Tips and techniques you should do to prepare your data.

Data visualization and reporting is the hidden gem of the big data movement.  It does not matter how many, how big, how sophisticated, how thorough or how detailed all the data you collect is. If you can’t turn that data into actionable information in front of the people that need it, it’s worthless.

Organizations pull data from their databases like their ERP, CRM and financial systems to use for reporting. They begin creating reports on data that no one’s seen before. The data users understand the data and ideas begin rolling. But this leads the data users to ask for more and more data and increasingly complex scenarios to figure how they want to operate. It’s up to the data stewards (data geeks) of the organization to be able to say YES, we can deliver it.

You must have control of your data and the relationships between it so it’s manageable. There’s numerous statistics out there that call out that 80 or 90% of all data collected is not used; in 3 years we’ll have 10 times the volume of data we have today. So here’s what to do about it.

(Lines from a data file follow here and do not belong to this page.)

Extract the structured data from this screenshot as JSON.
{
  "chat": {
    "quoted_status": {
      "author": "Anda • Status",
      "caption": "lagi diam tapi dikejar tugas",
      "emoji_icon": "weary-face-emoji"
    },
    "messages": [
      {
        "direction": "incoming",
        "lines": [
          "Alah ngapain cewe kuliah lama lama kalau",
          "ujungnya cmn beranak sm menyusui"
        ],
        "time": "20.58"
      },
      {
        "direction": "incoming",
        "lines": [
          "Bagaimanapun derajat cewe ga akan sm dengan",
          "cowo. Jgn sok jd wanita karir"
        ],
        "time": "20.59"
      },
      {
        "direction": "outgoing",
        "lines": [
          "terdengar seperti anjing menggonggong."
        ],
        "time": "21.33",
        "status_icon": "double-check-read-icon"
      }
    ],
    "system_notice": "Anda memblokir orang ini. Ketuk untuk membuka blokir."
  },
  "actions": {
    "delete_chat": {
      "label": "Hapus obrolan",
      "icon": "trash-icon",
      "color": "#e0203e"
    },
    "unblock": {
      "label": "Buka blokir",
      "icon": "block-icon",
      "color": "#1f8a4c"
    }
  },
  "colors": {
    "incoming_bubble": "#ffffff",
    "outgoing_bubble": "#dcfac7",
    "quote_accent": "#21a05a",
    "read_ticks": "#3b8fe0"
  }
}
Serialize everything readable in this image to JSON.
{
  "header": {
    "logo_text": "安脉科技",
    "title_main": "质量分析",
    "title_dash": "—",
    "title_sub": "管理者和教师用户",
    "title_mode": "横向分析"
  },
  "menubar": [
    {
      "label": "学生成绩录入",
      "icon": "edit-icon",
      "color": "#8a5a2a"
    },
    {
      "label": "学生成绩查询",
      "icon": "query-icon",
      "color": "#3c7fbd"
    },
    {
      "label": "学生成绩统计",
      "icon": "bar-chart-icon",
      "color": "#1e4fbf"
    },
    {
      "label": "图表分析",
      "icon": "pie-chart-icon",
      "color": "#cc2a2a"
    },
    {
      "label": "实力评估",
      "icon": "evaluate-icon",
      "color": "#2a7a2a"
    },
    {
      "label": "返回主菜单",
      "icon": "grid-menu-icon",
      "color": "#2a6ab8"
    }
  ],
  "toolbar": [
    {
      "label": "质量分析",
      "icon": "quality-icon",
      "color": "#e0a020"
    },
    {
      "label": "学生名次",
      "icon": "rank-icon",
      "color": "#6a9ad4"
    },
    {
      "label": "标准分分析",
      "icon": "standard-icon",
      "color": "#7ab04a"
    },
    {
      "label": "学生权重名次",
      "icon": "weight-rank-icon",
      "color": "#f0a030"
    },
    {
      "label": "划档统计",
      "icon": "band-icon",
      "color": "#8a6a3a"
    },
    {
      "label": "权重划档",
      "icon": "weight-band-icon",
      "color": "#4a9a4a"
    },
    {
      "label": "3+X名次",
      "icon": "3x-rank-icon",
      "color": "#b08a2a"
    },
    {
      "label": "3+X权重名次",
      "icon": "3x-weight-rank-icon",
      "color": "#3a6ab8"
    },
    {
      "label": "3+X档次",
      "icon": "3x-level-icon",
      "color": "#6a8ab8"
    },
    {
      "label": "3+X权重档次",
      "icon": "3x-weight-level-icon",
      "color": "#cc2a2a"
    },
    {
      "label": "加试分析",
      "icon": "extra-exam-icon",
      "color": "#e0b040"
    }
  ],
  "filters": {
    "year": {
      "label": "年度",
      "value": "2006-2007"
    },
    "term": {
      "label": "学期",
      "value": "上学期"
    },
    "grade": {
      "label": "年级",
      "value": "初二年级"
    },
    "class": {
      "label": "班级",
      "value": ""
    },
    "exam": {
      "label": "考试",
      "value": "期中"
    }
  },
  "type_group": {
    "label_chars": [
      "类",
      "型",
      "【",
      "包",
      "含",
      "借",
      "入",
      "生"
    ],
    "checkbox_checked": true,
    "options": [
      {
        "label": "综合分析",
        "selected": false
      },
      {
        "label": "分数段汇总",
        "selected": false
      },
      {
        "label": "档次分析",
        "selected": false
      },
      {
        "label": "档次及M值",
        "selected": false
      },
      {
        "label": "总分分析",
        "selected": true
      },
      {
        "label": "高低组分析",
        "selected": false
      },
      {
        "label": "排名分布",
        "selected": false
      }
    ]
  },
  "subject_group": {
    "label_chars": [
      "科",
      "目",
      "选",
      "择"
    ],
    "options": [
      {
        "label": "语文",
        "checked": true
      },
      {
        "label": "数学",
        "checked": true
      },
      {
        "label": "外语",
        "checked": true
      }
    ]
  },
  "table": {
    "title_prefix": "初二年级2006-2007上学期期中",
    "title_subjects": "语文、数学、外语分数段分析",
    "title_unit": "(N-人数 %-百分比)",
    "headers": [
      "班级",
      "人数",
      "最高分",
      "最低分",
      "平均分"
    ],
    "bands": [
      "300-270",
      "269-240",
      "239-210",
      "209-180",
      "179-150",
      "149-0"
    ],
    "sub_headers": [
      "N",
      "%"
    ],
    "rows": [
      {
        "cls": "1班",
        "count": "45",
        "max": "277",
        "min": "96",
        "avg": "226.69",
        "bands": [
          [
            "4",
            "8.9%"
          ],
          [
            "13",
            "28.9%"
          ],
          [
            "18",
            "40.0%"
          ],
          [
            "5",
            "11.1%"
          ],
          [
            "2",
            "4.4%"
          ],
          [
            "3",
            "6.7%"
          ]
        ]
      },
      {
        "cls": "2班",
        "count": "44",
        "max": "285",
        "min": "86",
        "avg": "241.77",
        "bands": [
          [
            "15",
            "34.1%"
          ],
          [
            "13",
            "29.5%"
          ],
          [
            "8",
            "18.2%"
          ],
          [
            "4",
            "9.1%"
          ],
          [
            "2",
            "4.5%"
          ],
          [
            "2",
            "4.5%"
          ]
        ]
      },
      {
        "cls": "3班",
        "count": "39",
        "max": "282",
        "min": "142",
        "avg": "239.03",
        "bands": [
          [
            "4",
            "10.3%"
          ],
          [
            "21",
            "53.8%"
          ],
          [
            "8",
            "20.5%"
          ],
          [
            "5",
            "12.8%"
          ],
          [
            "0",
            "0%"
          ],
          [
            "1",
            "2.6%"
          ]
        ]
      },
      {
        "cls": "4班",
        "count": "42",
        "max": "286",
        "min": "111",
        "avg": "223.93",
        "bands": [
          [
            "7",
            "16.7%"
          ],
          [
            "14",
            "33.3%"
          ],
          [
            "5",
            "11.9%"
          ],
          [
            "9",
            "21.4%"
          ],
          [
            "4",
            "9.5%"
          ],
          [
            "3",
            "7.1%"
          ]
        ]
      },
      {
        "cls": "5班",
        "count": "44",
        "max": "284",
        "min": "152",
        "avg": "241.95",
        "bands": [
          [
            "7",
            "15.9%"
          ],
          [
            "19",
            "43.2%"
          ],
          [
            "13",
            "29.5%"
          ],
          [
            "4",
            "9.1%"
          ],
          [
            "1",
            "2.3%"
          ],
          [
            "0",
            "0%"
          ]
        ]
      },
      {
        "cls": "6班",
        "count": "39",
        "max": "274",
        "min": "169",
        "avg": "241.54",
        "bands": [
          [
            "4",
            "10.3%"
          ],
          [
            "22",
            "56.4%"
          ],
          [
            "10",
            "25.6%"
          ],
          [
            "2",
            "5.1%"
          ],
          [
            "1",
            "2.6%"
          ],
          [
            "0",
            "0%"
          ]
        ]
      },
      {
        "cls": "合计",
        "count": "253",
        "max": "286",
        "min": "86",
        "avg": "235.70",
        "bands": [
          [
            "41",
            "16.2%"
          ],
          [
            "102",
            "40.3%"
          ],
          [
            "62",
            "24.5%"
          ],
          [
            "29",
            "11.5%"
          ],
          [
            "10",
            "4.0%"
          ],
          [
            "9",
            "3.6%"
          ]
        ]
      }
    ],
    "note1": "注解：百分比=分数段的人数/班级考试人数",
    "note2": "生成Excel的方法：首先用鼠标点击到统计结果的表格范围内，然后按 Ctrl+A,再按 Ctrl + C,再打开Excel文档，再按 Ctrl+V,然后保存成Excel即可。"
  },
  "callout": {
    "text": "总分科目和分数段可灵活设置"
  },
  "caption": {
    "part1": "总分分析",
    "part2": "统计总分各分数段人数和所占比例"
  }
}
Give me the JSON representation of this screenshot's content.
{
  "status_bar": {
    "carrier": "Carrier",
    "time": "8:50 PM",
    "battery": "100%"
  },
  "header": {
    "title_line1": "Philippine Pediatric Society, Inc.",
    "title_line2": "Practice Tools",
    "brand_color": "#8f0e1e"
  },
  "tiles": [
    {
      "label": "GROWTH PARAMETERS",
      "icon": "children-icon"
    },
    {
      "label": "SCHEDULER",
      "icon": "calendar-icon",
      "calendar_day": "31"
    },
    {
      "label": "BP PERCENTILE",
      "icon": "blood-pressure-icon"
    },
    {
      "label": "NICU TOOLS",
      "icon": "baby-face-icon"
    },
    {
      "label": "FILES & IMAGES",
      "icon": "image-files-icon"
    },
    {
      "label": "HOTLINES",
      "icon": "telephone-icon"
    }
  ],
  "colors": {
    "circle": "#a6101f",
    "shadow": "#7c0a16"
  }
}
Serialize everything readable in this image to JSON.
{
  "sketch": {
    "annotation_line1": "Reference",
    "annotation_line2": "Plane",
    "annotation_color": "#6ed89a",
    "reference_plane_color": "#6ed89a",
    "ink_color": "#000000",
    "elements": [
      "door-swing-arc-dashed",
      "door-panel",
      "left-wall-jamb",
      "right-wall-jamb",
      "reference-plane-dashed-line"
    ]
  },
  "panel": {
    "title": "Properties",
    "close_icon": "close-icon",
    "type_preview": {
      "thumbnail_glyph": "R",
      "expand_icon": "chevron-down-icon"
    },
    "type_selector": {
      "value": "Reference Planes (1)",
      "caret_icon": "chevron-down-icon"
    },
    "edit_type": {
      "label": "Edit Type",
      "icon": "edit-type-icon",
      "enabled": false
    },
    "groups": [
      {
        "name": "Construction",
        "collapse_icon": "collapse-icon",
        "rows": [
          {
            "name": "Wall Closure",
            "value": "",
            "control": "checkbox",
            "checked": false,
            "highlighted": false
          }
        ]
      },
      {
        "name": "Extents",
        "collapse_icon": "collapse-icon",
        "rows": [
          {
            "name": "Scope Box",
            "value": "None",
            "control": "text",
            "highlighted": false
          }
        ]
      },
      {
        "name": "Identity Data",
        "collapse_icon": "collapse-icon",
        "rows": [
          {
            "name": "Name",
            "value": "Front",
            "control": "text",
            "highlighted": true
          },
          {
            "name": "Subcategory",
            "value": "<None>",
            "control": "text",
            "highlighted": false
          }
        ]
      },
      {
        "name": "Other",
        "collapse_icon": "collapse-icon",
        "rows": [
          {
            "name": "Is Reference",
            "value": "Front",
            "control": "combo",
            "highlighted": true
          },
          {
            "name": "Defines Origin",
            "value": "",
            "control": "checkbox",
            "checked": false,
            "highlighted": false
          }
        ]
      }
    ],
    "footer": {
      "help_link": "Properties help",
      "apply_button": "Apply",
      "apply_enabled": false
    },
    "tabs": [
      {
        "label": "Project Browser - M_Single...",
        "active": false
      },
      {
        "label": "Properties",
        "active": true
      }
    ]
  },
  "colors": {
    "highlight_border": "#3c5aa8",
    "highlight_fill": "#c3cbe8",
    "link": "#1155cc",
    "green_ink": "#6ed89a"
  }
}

Follow the 5C’s of Data Visualizations to prepare your data and pre-empt your eye-opening data visualization.

5c_large

Capture

I can Google and create data source connections to most any data source I have within 15 minutes. However, I must be able to replicate that connection to data across to all the individuals that need this data. We’ve got to be able to scale. This may be harder and more costly to do when the data idea I had is a complex one. I do not want to be the bottleneck for others accessing production and live transactional systems.

I want to have a limited set of individuals perform the capture and acquisition and then point people to it. This apparent extra layer just upped my ability to insulate all downstream reporting from migrations of source systems in the future and prevented my transactional systems from a barrage of pings. 

Clean

We’ve spoken about the volumes of data available. It’s overwhelming. The increased volume of data introduces an overall degradation in the quality of the data coming in. So now it’s up to the systems, in this case the data repository system, to be the authority on it. More data generated with limited numbers of rules put in place on data entry leads to incomplete items that need filling in and cleansing. Web traffic data comes in volumes and many times is irrelevant information to you, and you must seamlessly and continuously filter the data.

Before data visualization happens, having a clean set of data is imperative. One effort should move on cleaning the captured repository. Downstream if this simple rule is followed, questions and reduced confidence in the final results drop dramatically. The data users can then make educated decisions on what changes need to be made.  This is the core reason why people look at data.   

Combine

Experience shows that great data visualizations come when pairing data that comes from varied sources. The hardest way to combine data is to do it cross platform however. Once you’ve captured data in a common repository you have removed completely any barriers to combining sources. In fact you’ve generated a single new source and cut your technical challenges exponentially for every source you add beyond that.

Think, if you try to combine 2 sources, that’s 1 relationship to manage. With 3 you must manage 3 relationships and 4 it’s up to 6; 5 = 10. It’s best to platform your repository once and remove that redundant technical fumbling, fast. Because your sources won’t stop at 5.

Calculate

Calculations seem to gain a mind of their own in every reporting system. And similar to the clean data conversation we have, calculations done once and used in many places must be pivotal to an end solution.

One would not want every report in the organization calculating the margin percent on a sale after removing sales tax. It’s prone to simple order of operations errors, localization errors and more and more. Centralized calculations done prior to data visualization allow for the ad hoc analysis to render real results that can be acted on quickly. Central calculations lead to an increased confidence in the data system and in the results and findings.

There’s nothing like hearing, “it was easy to find the metrics we were looking for, and when we found them, all the assumptions were taken into account.”

Control

Control is what you gain by putting together the C’s into your data before visualization. Control can sometimes be a word that gets misconstrued, however having control over your data lets you be more agile in your decision making process-- and ultimately more reactive to a data hungry business. That kind of control leads to good data visualization.